India's Rupee Faces 100 per Dollar Threat as Iran War Fuels Oil Surge
India's rupee is on a path toward an unprecedented 100 per dollar exchange rate, with strategists warning that the central bank's interventions may only offer a temporary buffer. The primary driver is the surge in global oil prices, exacerbated by the ongoing conflict involving Iran, which directly pressures India's massive import bill and trade deficit. This external shock compounds the rupee's existing 10% depreciation over the past year, testing the limits of the Reserve Bank of India's (RBI) currency defense toolkit.
The RBI has actively deployed its foreign-exchange reserves to smooth the rupee's decline and curb volatility. However, analysts view these measures as a holding action against a powerful macroeconomic tide. The nation's heavy reliance on imported energy means every sustained jump in crude prices widens the current-account gap, creating fundamental downward pressure on the currency that administrative measures struggle to counteract.

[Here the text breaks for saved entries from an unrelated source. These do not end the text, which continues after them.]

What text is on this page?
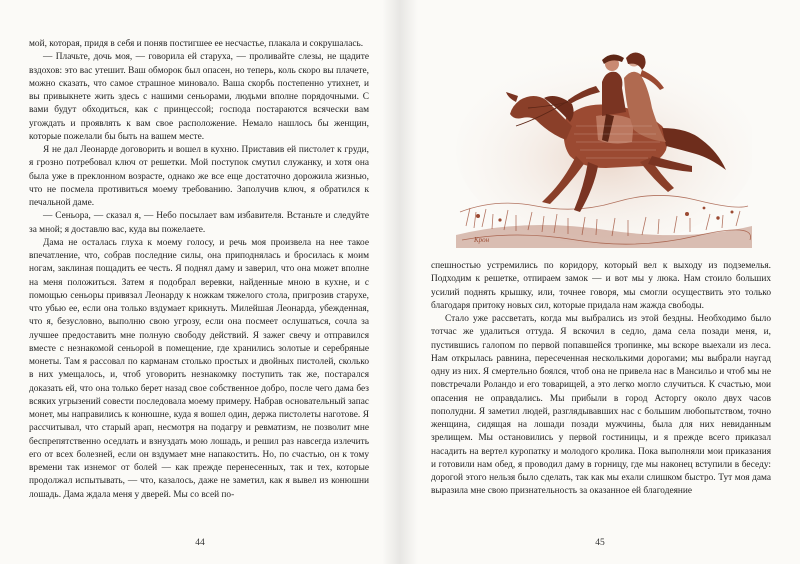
мой, которая, придя в себя и поняв постигшее ее несчастье, плакала и сокрушалась.

— Плачьте, дочь моя, — говорила ей старуха, — проливайте слезы, не щадите вздохов: это вас утешит. Ваш обморок был опасен, но теперь, коль скоро вы плачете, можно сказать, что самое страшное миновало. Ваша скорбь постепенно утихнет, и вы привыкнете жить здесь с нашими сеньорами, людьми вполне порядочными. С вами будут обходиться, как с принцессой; господа постараются всячески вам угождать и проявлять к вам свое расположение. Немало нашлось бы женщин, которые пожелали бы быть на вашем месте.

Я не дал Леонарде договорить и вошел в кухню. Приставив ей пистолет к груди, я грозно потребовал ключ от решетки. Мой поступок смутил служанку, и хотя она была уже в преклонном возрасте, однако же все еще достаточно дорожила жизнью, что не посмела противиться моему требованию. Заполучив ключ, я обратился к печальной даме.

— Сеньора, — сказал я, — Небо посылает вам избавителя. Встаньте и следуйте за мной; я доставлю вас, куда вы пожелаете.

Дама не осталась глуха к моему голосу, и речь моя произвела на нее такое впечатление, что, собрав последние силы, она приподнялась и бросилась к моим ногам, заклиная пощадить ее честь. Я поднял даму и заверил, что она может вполне на меня положиться. Затем я подобрал веревки, найденные мною в кухне, и с помощью сеньоры привязал Леонарду к ножкам тяжелого стола, пригрозив старухе, что убью ее, если она только вздумает крикнуть. Милейшая Леонарда, убежденная, что я, безусловно, выполню свою угрозу, если она посмеет ослушаться, сочла за лучшее предоставить мне полную свободу действий. Я зажег свечу и отправился вместе с незнакомой сеньорой в помещение, где хранились золотые и серебряные монеты. Там я рассовал по карманам столько простых и двойных пистолей, сколько в них умещалось, и, чтоб уговорить незнакомку поступить так же, постарался доказать ей, что она только берет назад свое собственное добро, после чего дама без всяких угрызений совести последовала моему примеру. Набрав основательный запас монет, мы направились к конюшне, куда я вошел один, держа пистолеты наготове. Я рассчитывал, что старый арап, несмотря на подагру и ревматизм, не позволит мне беспрепятственно оседлать и взнуздать мою лошадь, и решил раз навсегда излечить его от всех болезней, если он вздумает мне напакостить. Но, по счастью, он к тому времени так изнемог от болей — как прежде перенесенных, так и тех, которые продолжал испытывать, — что, казалось, даже не заметил, как я вывел из конюшни лошадь. Дама ждала меня у дверей. Мы со всей по-

44
Крон

спешностью устремились по коридору, который вел к выходу из подземелья. Подходим к решетке, отпираем замок — и вот мы у люка. Нам стоило больших усилий поднять крышку, или, точнее говоря, мы смогли осуществить это только благодаря притоку новых сил, которые придала нам жажда свободы.

Стало уже рассветать, когда мы выбрались из этой бездны. Необходимо было тотчас же удалиться оттуда. Я вскочил в седло, дама села позади меня, и, пустившись галопом по первой попавшейся тропинке, мы вскоре выехали из леса. Нам открылась равнина, пересеченная несколькими дорогами; мы выбрали наугад одну из них. Я смертельно боялся, чтоб она не привела нас в Мансильо и чтоб мы не повстречали Роландо и его товарищей, а это легко могло случиться. К счастью, мои опасения не оправдались. Мы прибыли в город Асторгу около двух часов пополудни. Я заметил людей, разглядывавших нас с большим любопытством, точно женщина, сидящая на лошади позади мужчины, была для них невиданным зрелищем. Мы остановились у первой гостиницы, и я прежде всего приказал насадить на вертел куропатку и молодого кролика. Пока выполняли мои приказания и готовили нам обед, я проводил даму в горницу, где мы наконец вступили в беседу: дорогой этого нельзя было сделать, так как мы ехали слишком быстро. Тут моя дама выразила мне свою признательность за оказанное ей благодеяние

45
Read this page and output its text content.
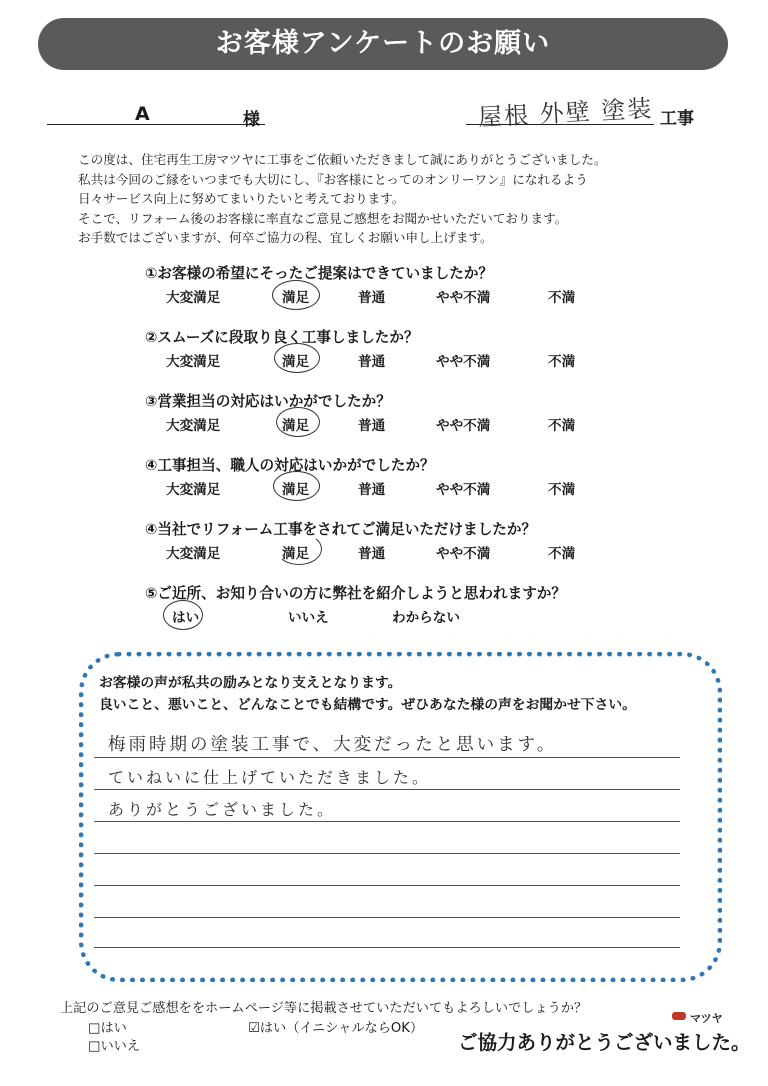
お客様アンケートのお願い
A	様	屋根 外壁 塗装 工事
この度は、住宅再生工房マツヤに工事をご依頼いただきまして誠にありがとうございました。
私共は今回のご縁をいつまでも大切にし、『お客様にとってのオンリーワン』になれるよう
日々サービス向上に努めてまいりたいと考えております。
そこで、リフォーム後のお客様に率直なご意見ご感想をお聞かせいただいております。
お手数ではございますが、何卒ご協力の程、宜しくお願い申し上げます。
①お客様の希望にそったご提案はできていましたか？
大変満足	満足	普通	やや不満	不満
②スムーズに段取り良く工事しましたか？
大変満足	満足	普通	やや不満	不満
③営業担当の対応はいかがでしたか？
大変満足	満足	普通	やや不満	不満
④工事担当、職人の対応はいかがでしたか？
大変満足	満足	普通	やや不満	不満
④当社でリフォーム工事をされてご満足いただけましたか？
大変満足	満足	普通	やや不満	不満
⑤ご近所、お知り合いの方に弊社を紹介しようと思われますか？
はい	いいえ	わからない
お客様の声が私共の励みとなり支えとなります。
良いこと、悪いこと、どんなことでも結構です。ぜひあなた様の声をお聞かせ下さい。
梅雨時期の塗装工事で、大変だったと思います。
ていねいに仕上げていただきました。
ありがとうございました。
上記のご意見ご感想ををホームページ等に掲載させていただいてもよろしいでしょうか？
□はい	☑はい（イニシャルならOK）
□いいえ
マツヤ
ご協力ありがとうございました。
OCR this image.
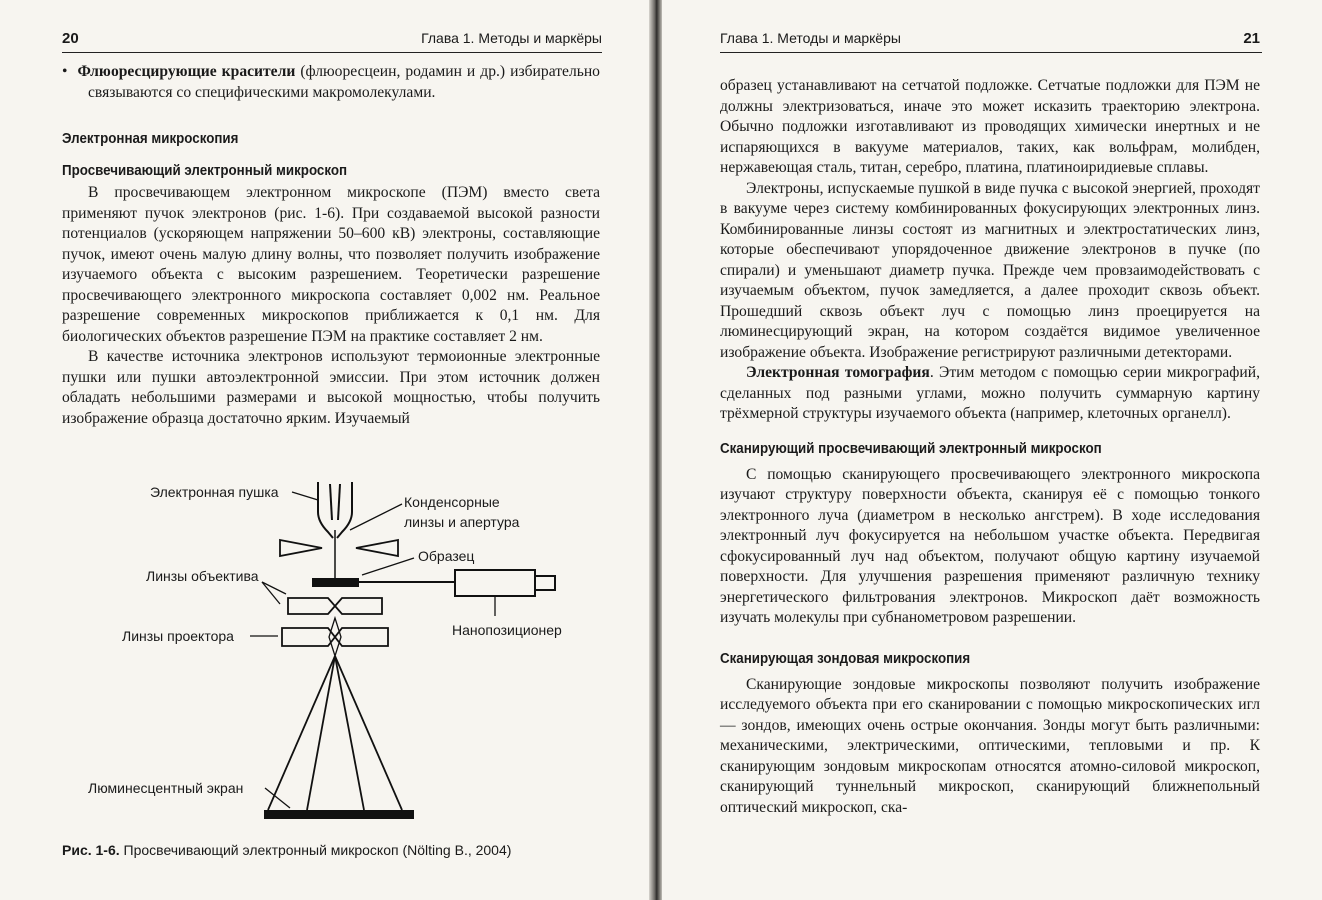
20	Глава 1. Методы и маркёры

•  Флюоресцирующие красители (флюоресцеин, родамин и др.) избирательно связываются со специфическими макромолекулами.

Электронная микроскопия
Просвечивающий электронный микроскоп

В просвечивающем электронном микроскопе (ПЭМ) вместо света применяют пучок электронов (рис. 1-6). При создаваемой высокой разности потенциалов (ускоряющем напряжении 50–600 кВ) электроны, составляющие пучок, имеют очень малую длину волны, что позволяет получить изображение изучаемого объекта с высоким разрешением. Теоретически разрешение просвечивающего электронного микроскопа составляет 0,002 нм. Реальное разрешение современных микроскопов приближается к 0,1 нм. Для биологических объектов разрешение ПЭМ на практике составляет 2 нм.

В качестве источника электронов используют термоионные электронные пушки или пушки автоэлектронной эмиссии. При этом источник должен обладать небольшими размерами и высокой мощностью, чтобы получить изображение образца достаточно ярким. Изучаемый

Электронная пушка
Конденсорные
линзы и апертура
Образец
Линзы объектива
Линзы проектора	Нанопозиционер
Люминесцентный экран
Рис. 1-6. Просвечивающий электронный микроскоп (Nölting B., 2004)
Глава 1. Методы и маркёры	21

образец устанавливают на сетчатой подложке. Сетчатые подложки для ПЭМ не должны электризоваться, иначе это может исказить траекторию электрона. Обычно подложки изготавливают из проводящих химически инертных и не испаряющихся в вакууме материалов, таких, как вольфрам, молибден, нержавеющая сталь, титан, серебро, платина, платиноиридиевые сплавы.

Электроны, испускаемые пушкой в виде пучка с высокой энергией, проходят в вакууме через систему комбинированных фокусирующих электронных линз. Комбинированные линзы состоят из магнитных и электростатических линз, которые обеспечивают упорядоченное движение электронов в пучке (по спирали) и уменьшают диаметр пучка. Прежде чем провзаимодействовать с изучаемым объектом, пучок замедляется, а далее проходит сквозь объект. Прошедший сквозь объект луч с помощью линз проецируется на люминесцирующий экран, на котором создаётся видимое увеличенное изображение объекта. Изображение регистрируют различными детекторами.

Электронная томография. Этим методом с помощью серии микрографий, сделанных под разными углами, можно получить суммарную картину трёхмерной структуры изучаемого объекта (например, клеточных органелл).

Сканирующий просвечивающий электронный микроскоп

С помощью сканирующего просвечивающего электронного микроскопа изучают структуру поверхности объекта, сканируя её с помощью тонкого электронного луча (диаметром в несколько ангстрем). В ходе исследования электронный луч фокусируется на небольшом участке объекта. Передвигая сфокусированный луч над объектом, получают общую картину изучаемой поверхности. Для улучшения разрешения применяют различную технику энергетического фильтрования электронов. Микроскоп даёт возможность изучать молекулы при субнанометровом разрешении.

Сканирующая зондовая микроскопия

Сканирующие зондовые микроскопы позволяют получить изображение исследуемого объекта при его сканировании с помощью микроскопических игл — зондов, имеющих очень острые окончания. Зонды могут быть различными: механическими, электрическими, оптическими, тепловыми и пр. К сканирующим зондовым микроскопам относятся атомно-силовой микроскоп, сканирующий туннельный микроскоп, сканирующий ближнепольный оптический микроскоп, ска-
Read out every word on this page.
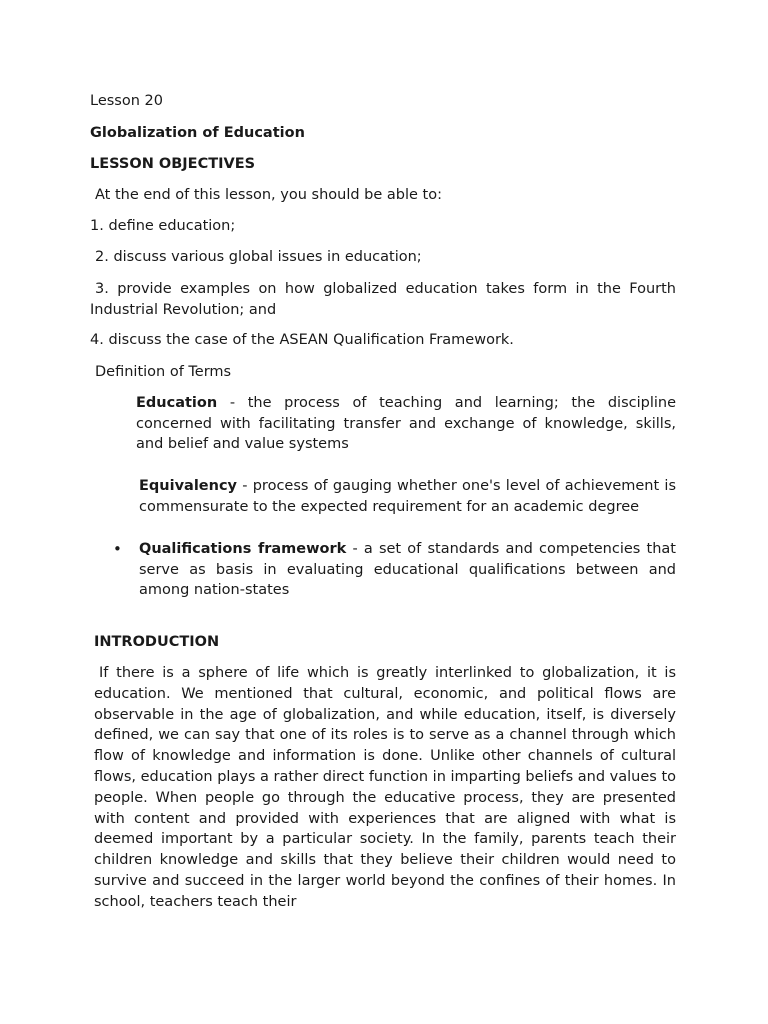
Lesson 20
Globalization of Education
LESSON OBJECTIVES
At the end of this lesson, you should be able to:
1. define education;
2. discuss various global issues in education;
3. provide examples on how globalized education takes form in the Fourth Industrial Revolution; and
4. discuss the case of the ASEAN Qualification Framework.
Definition of Terms
Education - the process of teaching and learning; the discipline concerned with facilitating transfer and exchange of knowledge, skills, and belief and value systems
Equivalency - process of gauging whether one's level of achievement is commensurate to the expected requirement for an academic degree
• Qualifications framework - a set of standards and competencies that serve as basis in evaluating educational qualifications between and among nation-states
INTRODUCTION
If there is a sphere of life which is greatly interlinked to globalization, it is education. We mentioned that cultural, economic, and political flows are observable in the age of globalization, and while education, itself, is diversely defined, we can say that one of its roles is to serve as a channel through which flow of knowledge and information is done. Unlike other channels of cultural flows, education plays a rather direct function in imparting beliefs and values to people. When people go through the educative process, they are presented with content and provided with experiences that are aligned with what is deemed important by a particular society. In the family, parents teach their children knowledge and skills that they believe their children would need to survive and succeed in the larger world beyond the confines of their homes. In school, teachers teach their
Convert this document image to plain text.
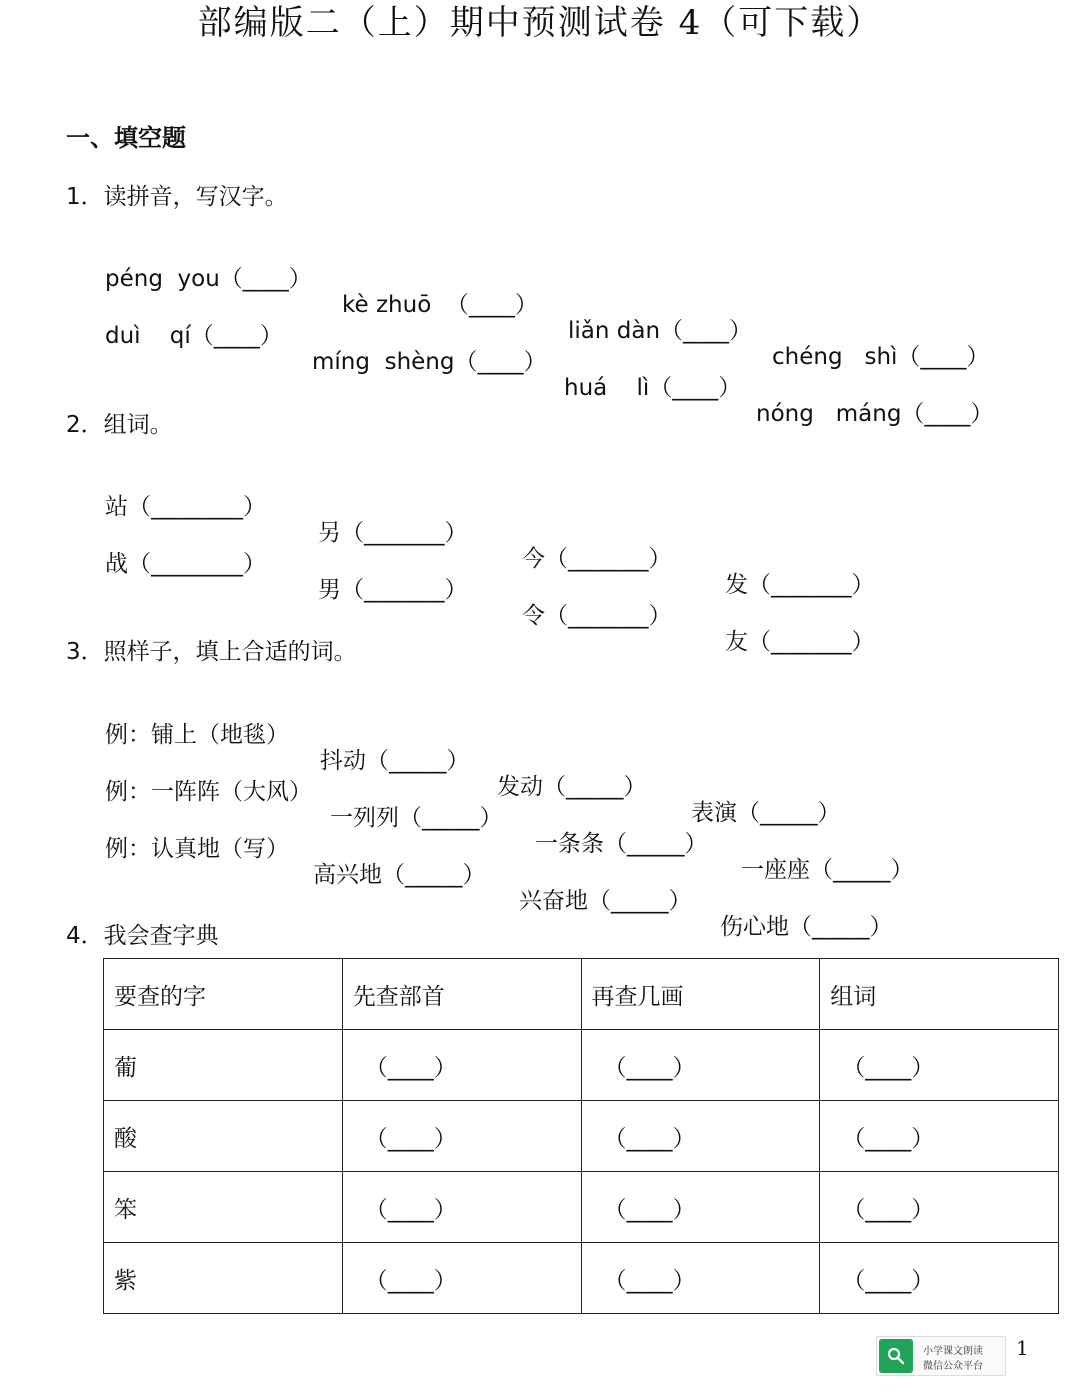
部编版二（上）期中预测试卷 4（可下载）
一、填空题
1．读拼音，写汉字。

péng  you（____）

kè zhuō  （____）

liǎn dàn（____）

chéng   shì（____）

duì    qí（____）

míng  shèng（____）

huá    lì（____）

nóng   máng（____）

2．组词。

站（________）

另（_______）

今（_______）

发（_______）

战（________）

男（_______）

令（_______）

友（_______）

3．照样子，填上合适的词。

例：铺上（地毯）

抖动（_____）

发动（_____）

表演（_____）

例：一阵阵（大风）

一列列（_____）

一条条（_____）

一座座（_____）

例：认真地（写）

高兴地（_____）

兴奋地（_____）

伤心地（_____）

4．我会查字典
要查的字	先查部首	再查几画	组词
葡	（____）	（____）	（____）
酸	（____）	（____）	（____）
笨	（____）	（____）	（____）
紫	（____）	（____）	（____）
小学课文朗读
微信公众平台
1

A breach of the psychological 100-per-dollar barrier would mark a historic low for the rupee, with significant implications for inflation, corporate foreign debt servicing, and broader financial stability. The situation places intense scrutiny on the RBI's strategy, balancing currency management against reserve depletion. The trajectory now hinges critically on the duration and intensity of the Middle East conflict and its sustained impact on global energy markets, leaving India's economy acutely exposed to geopolitical shocks far beyond its borders.